Why not add a picture to your inspection form? Show the shop mechanic exactly what you’re talking about to minimize expensive equipment downtime.
Consistency means that the same data is collected in the same way from each source and is entered in the same format and in the same location. Consistency is key when entering information into a database. For example, a database may be set up to collect phone numbers in ten-digit lengths. A number with more or fewer than ten digits will not be accepted and entered into the database because it is inconsistent with the rest of the data.
Businesses are looking to improve over time. The ability to benchmark different aspects of your business are key factors to this improvement. Because everybody is using the exact same form for capturing a work process, you’re able to see and measure what’s working and what isn’t working. Certain brands or pieces of equipment breaking down more than others? Take educated action.
In order for data to be considered unique it must be distinctive. Generic data is available to everyone but unique data is held only by a single company. Unique data is a resource a company holds that none of its competitors do, which makes it competitive in its field.
Every asset in your business gets its own unique ID number. Track the lifecycle of every asset in your business to ensure you’re receiving maximum value from each one.
Data needs to be new, current, and up to date. Dated data can hold a company back in its productivity because they make decisions based on scenarios and figures which no longer reflect reality. Modern technology has made it easy to collect real-time data, allowing companies to respond to conditions as they currently are, not as they are predicted to be based on information compiled at an earlier date.
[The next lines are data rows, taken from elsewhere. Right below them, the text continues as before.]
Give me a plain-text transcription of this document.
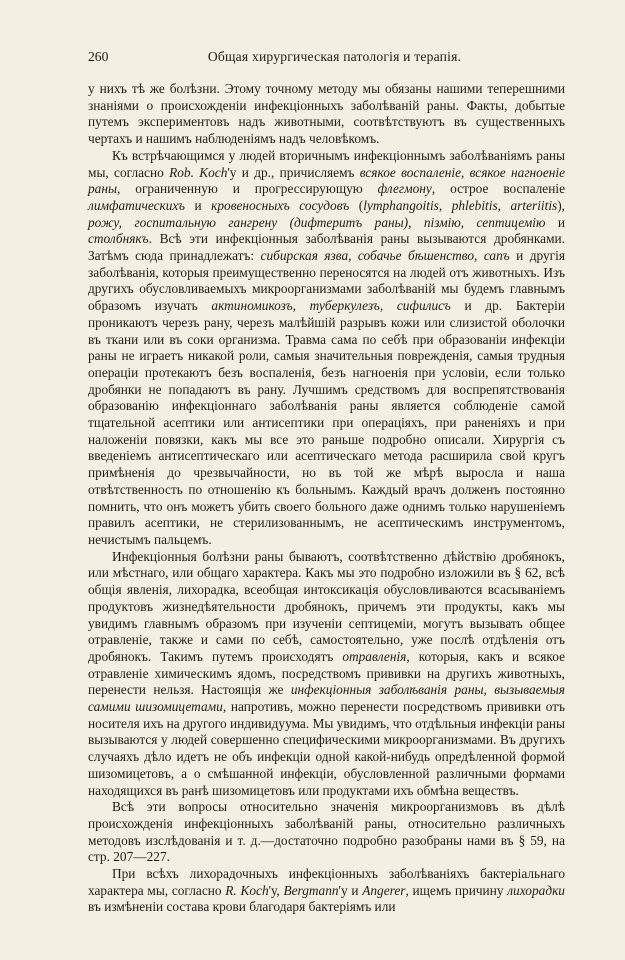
260	Общая хирургическая патологія и терапія.

у нихъ тѣ же болѣзни. Этому точному методу мы обязаны нашими теперешними знаніями о происхожденіи инфекціонныхъ заболѣваній раны. Факты, добытые путемъ экспериментовъ надъ животными, соотвѣтствуютъ въ существенныхъ чертахъ и нашимъ наблюденіямъ надъ человѣкомъ.

Къ встрѣчающимся у людей вторичнымъ инфекціоннымъ заболѣваніямъ раны мы, согласно Rob. Koch'у и др., причисляемъ всякое воспаленіе, всякое нагноеніе раны, ограниченную и прогрессирующую флегмону, острое воспаленіе лимфатическихъ и кровеносныхъ сосудовъ (lymphangoitis, phlebitis, arteriitis), рожу, госпитальную гангрену (дифтеритъ раны), пізмію, септицемію и столбнякъ. Всѣ эти инфекціонныя заболѣванія раны вызываются дробянками. Затѣмъ сюда принадлежатъ: сибирская язва, собачье бѣшенство, сапъ и другія заболѣванія, которыя преимущественно переносятся на людей отъ животныхъ. Изъ другихъ обусловливаемыхъ микроорганизмами заболѣваній мы будемъ главнымъ образомъ изучать актиномикозъ, туберкулезъ, сифилисъ и др. Бактеріи проникаютъ черезъ рану, черезъ малѣйшій разрывъ кожи или слизистой оболочки въ ткани или въ соки организма. Травма сама по себѣ при образованіи инфекціи раны не играетъ никакой роли, самыя значительныя поврежденія, самыя трудныя операціи протекаютъ безъ воспаленія, безъ нагноенія при условіи, если только дробянки не попадаютъ въ рану. Лучшимъ средствомъ для воспрепятствованія образованію инфекціоннаго заболѣванія раны является соблюденіе самой тщательной асептики или антисептики при операціяхъ, при раненіяхъ и при наложеніи повязки, какъ мы все это раньше подробно описали. Хирургія съ введеніемъ антисептическаго или асептическаго метода расширила свой кругъ примѣненія до чрезвычайности, но въ той же мѣрѣ выросла и наша отвѣтственность по отношенію къ больнымъ. Каждый врачъ долженъ постоянно помнить, что онъ можетъ убить своего больного даже однимъ только нарушеніемъ правилъ асептики, не стерилизованнымъ, не асептическимъ инструментомъ, нечистымъ пальцемъ.

Инфекціонныя болѣзни раны бываютъ, соотвѣтственно дѣйствію дробянокъ, или мѣстнаго, или общаго характера. Какъ мы это подробно изложили въ § 62, всѣ общія явленія, лихорадка, всеобщая интоксикація обусловливаются всасываніемъ продуктовъ жизнедѣятельности дробянокъ, причемъ эти продукты, какъ мы увидимъ главнымъ образомъ при изученіи септицеміи, могутъ вызывать общее отравленіе, также и сами по себѣ, самостоятельно, уже послѣ отдѣленія отъ дробянокъ. Такимъ путемъ происходятъ отравленія, которыя, какъ и всякое отравленіе химическимъ ядомъ, посредствомъ прививки на другихъ животныхъ, перенести нельзя. Настоящія же инфекціонныя заболѣванія раны, вызываемыя самими шизомицетами, напротивъ, можно перенести посредствомъ прививки отъ носителя ихъ на другого индивидуума. Мы увидимъ, что отдѣльныя инфекціи раны вызываются у людей совершенно специфическими микроорганизмами. Въ другихъ случаяхъ дѣло идетъ не объ инфекціи одной какой-нибудь опредѣленной формой шизомицетовъ, а о смѣшанной инфекціи, обусловленной различными формами находящихся въ ранѣ шизомицетовъ или продуктами ихъ обмѣна веществъ.

Всѣ эти вопросы относительно значенія микроорганизмовъ въ дѣлѣ происхожденія инфекціонныхъ заболѣваній раны, относительно различныхъ методовъ изслѣдованія и т. д.—достаточно подробно разобраны нами въ § 59, на стр. 207—227.

При всѣхъ лихорадочныхъ инфекціонныхъ заболѣваніяхъ бактеріальнаго характера мы, согласно R. Koch'у, Bergmann'у и Angerer, ищемъ причину лихорадки въ измѣненіи состава крови благодаря бактеріямъ или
Know what needs to be done when it needs to be done. So you have 100 things on your list…what is the most important? Using a system to help with timely prioritized information will propel your organization to the next level.
Investing in Quality Data
Even when data is of high quality, it doesn’t guarantee good returns on investment.
If the conditions are very stable over time or the decisions are insignificant, for instance, relying on low quality data might not be so bad. In those cases, collecting high quality data would be an unwise use of time and resources. This is why the first question you should ask before collecting data is what purpose it will serve. Answering that question could save you the trouble of devising an intricate data collection system and double checking its figures.
This and other data quality misunderstandings and mistakes aren’t cheap. In a 2010 study, Forbes estimated that companies spend $5 million annually on data collection problems. Twenty percent of companies surveyed estimated losses of $20 million annually for data-related mistakes.Forty percent of businesses reported a negative return on investment and twenty percent of projects are discarded because of bad data.
In light of these dismal figures, why do companies invest in data collection?
High quality data has a major impact on business. It can open new possibilities for your company. Data can change the way your company does business, the kinds of employees it looks for,and the future plans and goals it sets for itself. Companies and organizations use data they can trust to manage products, services, and staff. They use it to evaluate performance and rate the corporation’s efficiency, response to clients, and the effectiveness of what those clients produce.
In order to judge the effectiveness of companies with which they deal, service providers, customers, and the community need a way to compare them. Data provides that information.
Although we have to be careful not to waste time collecting data we don’t need, its importance can’t be overstated. Every good business decision is an informed one, and good information is based on high quality data.